On 14 November, the Jesuit Refugee Service called for “increased
attention to be urgently provided by the international community, one
which answers the pleas for security and humanitarian aid and pushes
Congolese political, civil and military authorities to guarantee the
protection of these populations [in Masisi]. Otherwise free reign will
continue to be given to militias responsible for the killing of innocent
children, women and men.”
ICG’s Vircoulon and Stearns comment that M23 has bought its alliances with money and they may not last.
The FARDC in September announced a plan to integrate several armed
groups into its forces but so far only the Nyatura, an ethnic Hutu
militia, have joined in large numbers (perhaps 400).
Despite the evidence of war crimes committed by M23,
and by its leaders when they were in the CNDP several (non-Tutsi)

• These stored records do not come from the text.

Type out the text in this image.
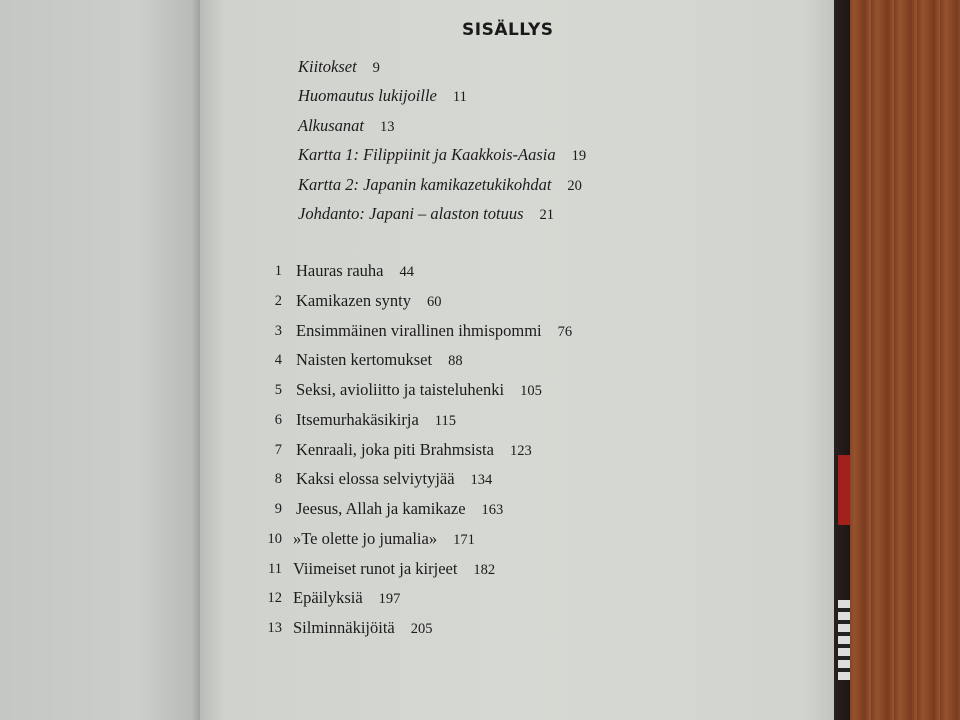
SISÄLLYS
Kiitokset 9
Huomautus lukijoille 11
Alkusanat 13
Kartta 1: Filippiinit ja Kaakkois-Aasia 19
Kartta 2: Japanin kamikazetukikohdat 20
Johdanto: Japani – alaston totuus 21
1 Hauras rauha 44
2 Kamikazen synty 60
3 Ensimmäinen virallinen ihmispommi 76
4 Naisten kertomukset 88
5 Seksi, avioliitto ja taisteluhenki 105
6 Itsemurhakäsikirja 115
7 Kenraali, joka piti Brahmsista 123
8 Kaksi elossa selviytyjää 134
9 Jeesus, Allah ja kamikaze 163
10 »Te olette jo jumalia» 171
11 Viimeiset runot ja kirjeet 182
12 Epäilyksiä 197
13 Silminnäkijöitä 205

residents of Goma told IRIN they thought M23 treats the general
population no worse than the army does and that they shared the group’s
espoused aim of decentralizing government, as stipulated in the DRC
constitution.
In the Kivu provinces, there is a suspicion among several people IRIN
interviewed that the M23 also has tacit support from many senior army
officers. About a quarter of the army’s top ranks in the Kivus were made
up of former CNDP officers. According to Stearns, about half of these
have joined M23. Some of the others may be sympathizers.
How could the rebellion be brought to an end?
The UN Security Council has threatened sanctions against those backing
M23 with arms, and Rwanda has already seen some cuts to overseas aid as a
result of its alleged support for the group. The DRC government is
lobbying for such pressure to be ramped up. Stearns argues, however,
that even with increased pressure, a negotiated settlement will have to
include a partial reintegration of the M23 into the army.
Stearns and the ICG agree that the regional proposal for a “neutral force”
of 4,000 men to guard the Rwandan/DRC border is a distraction from the
main issue and is unlikely to be funded. They also call for longer-term
governance reforms to underpin a peace settlement.
Local agreements between communities, particularly on land issues, could help assuage Tutsi concerns about their rights - concerns the M23 has used to justify its rebellion.
A Congolese Tutsi ex-politician and landowner Emmanuel Kamanzi recently
ceded 25 hectares of one of his cattle ranches to a community in Masisi
Territory in a deal brokered by UN Habitat which the North Kivu
Federation of Agricultural Producers has recommended as a model for
settling other land conflicts. Kamanzi told IRIN he envisaged more such
deals, and greater collaboration between agriculturalists and cattle
ranchers, who could help the agriculturalists market their products.